Where is talent optimized?

Madhav Nandipati writes to me:

Hi Professor Cowen, I’ve been a follower of MR for many years.  I have a question that you may have some insights on: in what industry do you think the professional talent is closest to the best/optimal talent, and why?  Similarly, what industry do you think the professional talent has the furthest gap from the best/optimal talent?
For example, if you consider cooking, the best chefs of Indian cuisine may actually be mothers cooking for their families at home; the professional talent is not as good as it could be.  My guess where the professional talent is closest to optimal is in an industry that:
1) is relatively open (along different demographic dimensions)
2) is somewhat lucrative (to attract people to that industry)
3) uses a filtering mechanism (interviews, grades, etc.) that properly identifies talent
Maybe surgery (and to a lesser extent) acting fit those criteria?

I don’t have a way of using or citing evidence to resolve this question, but here are my intuitions:

Good at finding the best talent:

1. Highly paid professional sports (those who care can play them in high school)

2. Finance and management consulting (lots of people from top schools consider these careers, and we get enough, even if non-elites are somewhat “locked out”)

3. Nerdy tech stuff (so many people are exposed to this at a young age and can be autodidactic)

4. Real estate agents (not as smart as Bill Gates, but as good as they need to be)

In these areas very often performance can be measured fairly readily.

Bad at finding the best talent:

4. Education and teaching and religious leaders

5. Humanities scholars

6. Journalists

In general think about areas where performance is hard to measure, good producers are underpaid, and getting a start requires early social connections and mentoring.  I wonder also if “management” fits into this category.

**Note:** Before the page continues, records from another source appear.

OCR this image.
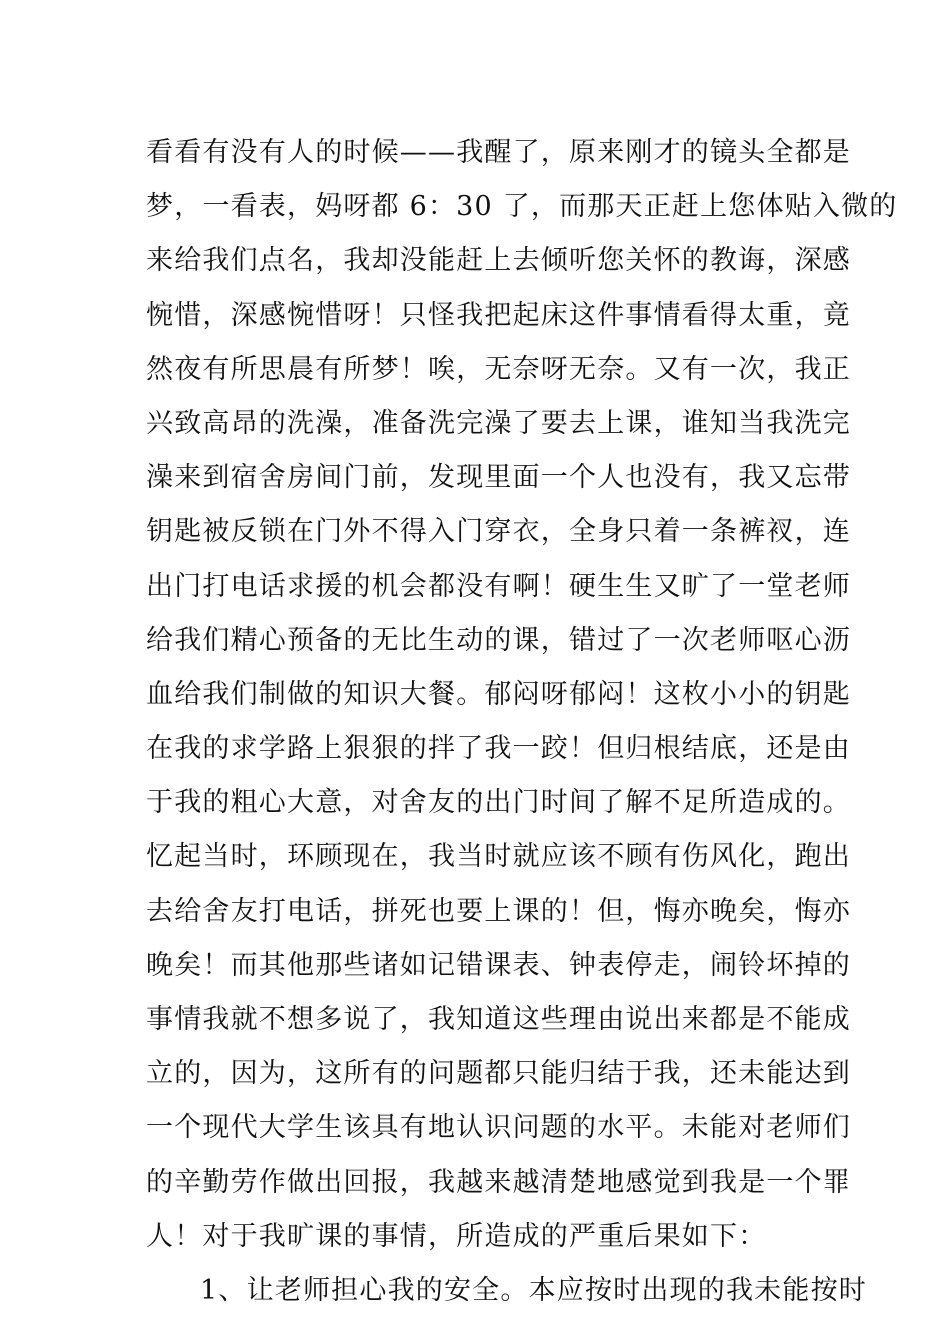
看看有没有人的时候——我醒了，原来刚才的镜头全都是
梦，一看表，妈呀都 6：30 了，而那天正赶上您体贴入微的
来给我们点名，我却没能赶上去倾听您关怀的教诲，深感
惋惜，深感惋惜呀！只怪我把起床这件事情看得太重，竟
然夜有所思晨有所梦！唉，无奈呀无奈。又有一次，我正
兴致高昂的洗澡，准备洗完澡了要去上课，谁知当我洗完
澡来到宿舍房间门前，发现里面一个人也没有，我又忘带
钥匙被反锁在门外不得入门穿衣，全身只着一条裤衩，连
出门打电话求援的机会都没有啊！硬生生又旷了一堂老师
给我们精心预备的无比生动的课，错过了一次老师呕心沥
血给我们制做的知识大餐。郁闷呀郁闷！这枚小小的钥匙
在我的求学路上狠狠的拌了我一跤！但归根结底，还是由
于我的粗心大意，对舍友的出门时间了解不足所造成的。
忆起当时，环顾现在，我当时就应该不顾有伤风化，跑出
去给舍友打电话，拼死也要上课的！但，悔亦晚矣，悔亦
晚矣！而其他那些诸如记错课表、钟表停走，闹铃坏掉的
事情我就不想多说了，我知道这些理由说出来都是不能成
立的，因为，这所有的问题都只能归结于我，还未能达到
一个现代大学生该具有地认识问题的水平。未能对老师们
的辛勤劳作做出回报，我越来越清楚地感觉到我是一个罪
人！对于我旷课的事情，所造成的严重后果如下：
1、让老师担心我的安全。本应按时出现的我未能按时
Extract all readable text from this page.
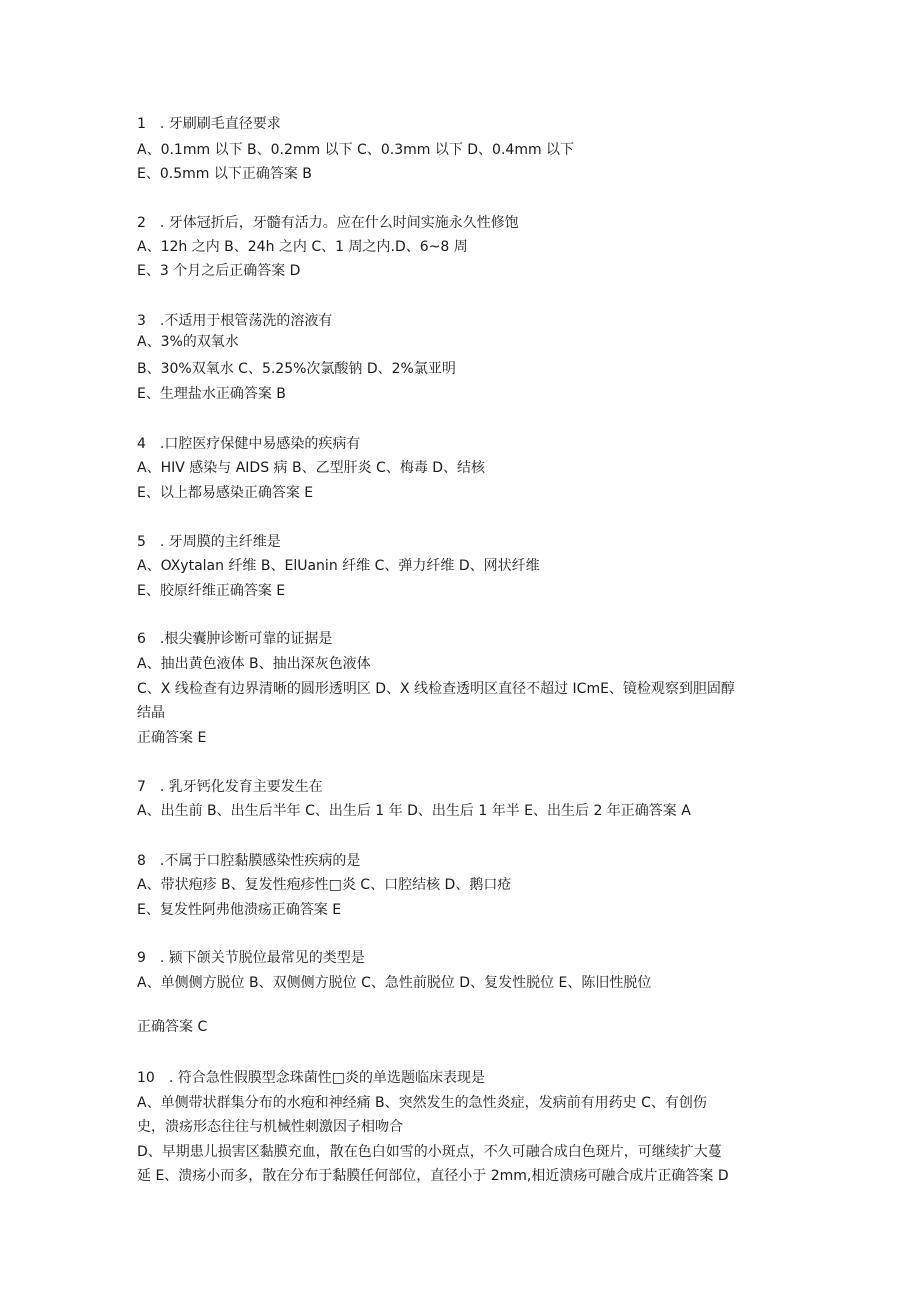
1　. 牙刷刷毛直径要求
A、0.1mm 以下 B、0.2mm 以下 C、0.3mm 以下 D、0.4mm 以下
E、0.5mm 以下正确答案 B
2　. 牙体冠折后，牙髓有活力。应在什么时间实施永久性修饱
A、12h 之内 B、24h 之内 C、1 周之内.D、6~8 周
E、3 个月之后正确答案 D
3　.不适用于根管荡洗的溶液有
A、3%的双氧水
B、30%双氧水 C、5.25%次氯酸钠 D、2%氯亚明
E、生理盐水正确答案 B
4　.口腔医疗保健中易感染的疾病有
A、HIV 感染与 AIDS 病 B、乙型肝炎 C、梅毒 D、结核
E、以上都易感染正确答案 E
5　. 牙周膜的主纤维是
A、OXytalan 纤维 B、ElUanin 纤维 C、弹力纤维 D、网状纤维
E、胶原纤维正确答案 E
6　.根尖囊肿诊断可靠的证据是
A、抽出黄色液体 B、抽出深灰色液体
C、X 线检查有边界清晰的圆形透明区 D、X 线检查透明区直径不超过 ICmE、镜检观察到胆固醇
结晶
正确答案 E
7　. 乳牙钙化发育主要发生在
A、出生前 B、出生后半年 C、出生后 1 年 D、出生后 1 年半 E、出生后 2 年正确答案 A
8　.不属于口腔黏膜感染性疾病的是
A、带状疱疹 B、复发性疱疹性□炎 C、口腔结核 D、鹅口疮
E、复发性阿弗他溃疡正确答案 E
9　. 颍下颌关节脱位最常见的类型是
A、单侧侧方脱位 B、双侧侧方脱位 C、急性前脱位 D、复发性脱位 E、陈旧性脱位
正确答案 C
10　. 符合急性假膜型念珠菌性□炎的单选题临床表现是
A、单侧带状群集分布的水疱和神经痛 B、突然发生的急性炎症，发病前有用药史 C、有创伤
史，溃疡形态往往与机械性刺激因子相吻合
D、早期患儿损害区黏膜充血，散在色白如雪的小斑点，不久可融合成白色斑片，可继续扩大蔓
延 E、溃疡小而多，散在分布于黏膜任何部位，直径小于 2mm,相近溃疡可融合成片正确答案 D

You could take the separate tack of focusing on women and minorities, and asking in which sectors they are most likely to be unjustly excluded, and also in which sectors further talent might be needed.  (Perhaps they are excluded from some segments of finance, but perhaps also we have enough of that.)  This will mean that swimming and tennis attract the best talent less than many other sports do, because you need to have attended a high school with the proper facilities.  Or try running an art gallery or being a museum curator or writing an etiquette guide.  National politics strikes me as one area where quite a bit of talent is unjustly excluded, both women and minorities, but there are many others, including leadership positions more generally across many different sectors.